MTN Foundation intros literacy app Feed the Monster
The MTN SA Foundation has partnered with US-based non-profit organisation Curious Learning and Bellavista School, to bring child literacy app Feed the Monster to SA.
The launch of the app ties in with MTN’s ongoing commitment to help improve literacy, education and ICT skills to provide South African children with the immense opportunities of the fourth industrial revolution, notes MTN.
Originally introduced in 2016, Feed the Monster is an online game that teaches children the fundamentals of reading. It is a joint venture between global firms: Web and mobile applications development studio The App Factory, The Centre for Educational Technology, and the International Rescue Committee. It is available in 30 countries across the globe, in 45 languages.
The Android app, in pilot phase locally, is targeted at learners between the ages of six and eight. Learning is presented in an instructional and gamification format, where learners are able to access reading instructions via a specialised curriculum, which can be taught either in the classroom with the assistance of a teacher, or at home with parents.
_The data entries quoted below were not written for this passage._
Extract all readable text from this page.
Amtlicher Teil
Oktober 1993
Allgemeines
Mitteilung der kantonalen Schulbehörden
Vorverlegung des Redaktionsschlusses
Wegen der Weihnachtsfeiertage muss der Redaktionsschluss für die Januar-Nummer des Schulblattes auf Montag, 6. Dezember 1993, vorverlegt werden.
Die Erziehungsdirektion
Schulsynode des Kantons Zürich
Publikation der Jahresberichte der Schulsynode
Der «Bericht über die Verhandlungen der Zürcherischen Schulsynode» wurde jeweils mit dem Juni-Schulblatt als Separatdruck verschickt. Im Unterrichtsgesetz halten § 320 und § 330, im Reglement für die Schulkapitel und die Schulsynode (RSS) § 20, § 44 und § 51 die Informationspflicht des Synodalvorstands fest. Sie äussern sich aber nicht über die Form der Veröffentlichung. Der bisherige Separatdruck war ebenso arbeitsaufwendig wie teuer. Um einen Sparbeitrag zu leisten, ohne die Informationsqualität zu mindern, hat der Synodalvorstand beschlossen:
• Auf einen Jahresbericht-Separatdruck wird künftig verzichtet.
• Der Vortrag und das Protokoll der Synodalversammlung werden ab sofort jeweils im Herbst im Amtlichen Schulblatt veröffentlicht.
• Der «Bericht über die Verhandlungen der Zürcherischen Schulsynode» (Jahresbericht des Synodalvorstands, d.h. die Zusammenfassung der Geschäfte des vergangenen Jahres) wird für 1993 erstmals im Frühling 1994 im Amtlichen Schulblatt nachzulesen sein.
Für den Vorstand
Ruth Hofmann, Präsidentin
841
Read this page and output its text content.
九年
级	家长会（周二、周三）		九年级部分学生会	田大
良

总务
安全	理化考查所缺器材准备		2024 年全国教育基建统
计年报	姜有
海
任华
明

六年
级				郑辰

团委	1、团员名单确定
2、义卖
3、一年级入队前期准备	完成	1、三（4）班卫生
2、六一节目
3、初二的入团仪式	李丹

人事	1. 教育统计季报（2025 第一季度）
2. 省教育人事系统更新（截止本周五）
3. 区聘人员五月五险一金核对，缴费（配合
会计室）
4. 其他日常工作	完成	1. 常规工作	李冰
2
“Urgent action is needed as a lack of access to reading material and textbooks are two of the main reasons 78% of South African children in grade three still can’t read for meaning,” says Kusile Mtunzi-Hairwadzi, GM of the MTN SA Foundation.
“This is not helped by the fact that only 29% of the poorest primary schools in the country reportedly have access to in-school libraries.”
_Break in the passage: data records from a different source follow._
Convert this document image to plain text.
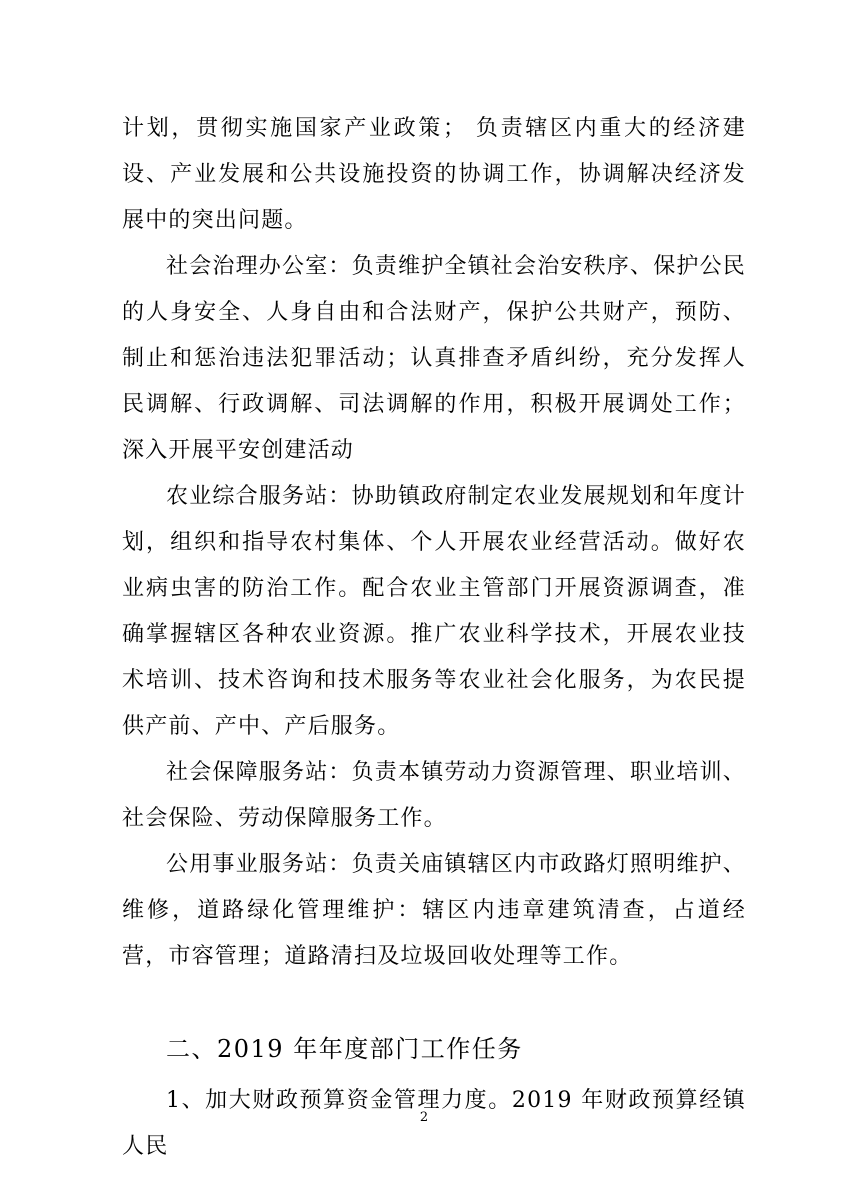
计划，贯彻实施国家产业政策； 负责辖区内重大的经济建设、产业发展和公共设施投资的协调工作，协调解决经济发展中的突出问题。

社会治理办公室：负责维护全镇社会治安秩序、保护公民的人身安全、人身自由和合法财产，保护公共财产，预防、制止和惩治违法犯罪活动；认真排查矛盾纠纷，充分发挥人民调解、行政调解、司法调解的作用，积极开展调处工作；深入开展平安创建活动

农业综合服务站：协助镇政府制定农业发展规划和年度计划，组织和指导农村集体、个人开展农业经营活动。做好农业病虫害的防治工作。配合农业主管部门开展资源调查，准确掌握辖区各种农业资源。推广农业科学技术，开展农业技术培训、技术咨询和技术服务等农业社会化服务，为农民提供产前、产中、产后服务。

社会保障服务站：负责本镇劳动力资源管理、职业培训、社会保险、劳动保障服务工作。

公用事业服务站：负责关庙镇辖区内市政路灯照明维护、维修，道路绿化管理维护：辖区内违章建筑清查，占道经营，市容管理；道路清扫及垃圾回收处理等工作。

二、2019 年年度部门工作任务

1、加大财政预算资金管理力度。2019 年财政预算经镇人民

2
During the game, children are required to match letters with sounds, by collecting monster eggs and feeding them alphabet letters, giving them the ability to learn that sounds combined with words make sentences that carry meaning.
In recognition of the importance of using the mother tongue to foster literacy at foundation level, MTN says it has played a key role in facilitating the localisation of the app into all 11 official South African languages.
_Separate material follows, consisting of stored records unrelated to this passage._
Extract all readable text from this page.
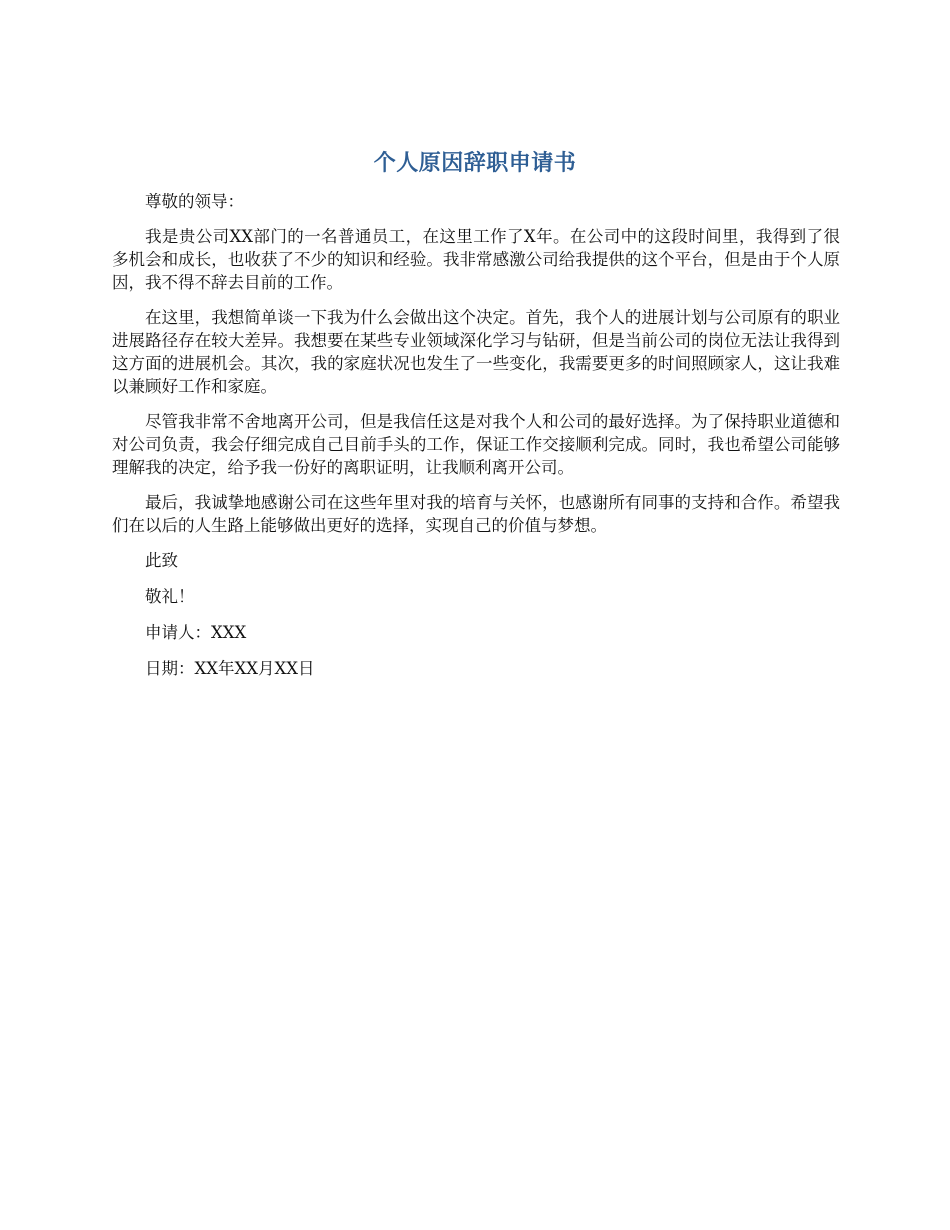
个人原因辞职申请书

尊敬的领导：

我是贵公司XX部门的一名普通员工，在这里工作了X年。在公司中的这段时间里，我得到了很多机会和成长，也收获了不少的知识和经验。我非常感激公司给我提供的这个平台，但是由于个人原因，我不得不辞去目前的工作。

在这里，我想简单谈一下我为什么会做出这个决定。首先，我个人的进展计划与公司原有的职业进展路径存在较大差异。我想要在某些专业领域深化学习与钻研，但是当前公司的岗位无法让我得到这方面的进展机会。其次，我的家庭状况也发生了一些变化，我需要更多的时间照顾家人，这让我难以兼顾好工作和家庭。

尽管我非常不舍地离开公司，但是我信任这是对我个人和公司的最好选择。为了保持职业道德和对公司负责，我会仔细完成自己目前手头的工作，保证工作交接顺利完成。同时，我也希望公司能够理解我的决定，给予我一份好的离职证明，让我顺利离开公司。

最后，我诚挚地感谢公司在这些年里对我的培育与关怀，也感谢所有同事的支持和合作。希望我们在以后的人生路上能够做出更好的选择，实现自己的价值与梦想。

此致

敬礼！

申请人：XXX

日期：XX年XX月XX日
“We are pleased to be able to bring the transformative power of technology to SA’s children. Not only does this bridge the digital divide and prepare our children for a future in the information age, but we are also providing the basic building blocks for early childhood education,” notes Mtunzi-Hairwadzi.
Curious Learning will scale the literacy impact of Feed the Monster in SA by localising and distributing two learning apps. The first focuses on fundamental reading skills; the second on providing a collection of interactive e-books that act as “training wheels” for young readers. Together, these apps will provide a springboard for many children to begin their journey of learning to read.
Alison Scott, principal of Bellavista School, says case studies and reports from other parts of the world highlight the immense strides which can be made by harnessing mobile and app-based solutions.
“In Syria, where an estimated 2.3 million children are out of school because of violent conflict, the Feed the Monster app resulted in positive learning outcomes in all age groups.
“The rate of change for younger children was an impressive 34% on the syllable sub-task, versus a 27% change rate for older children. The improvement in oral reading fluency was even more remarkable, with a 75% increase from baseline for younger children, while older children achieved an 18% increase.”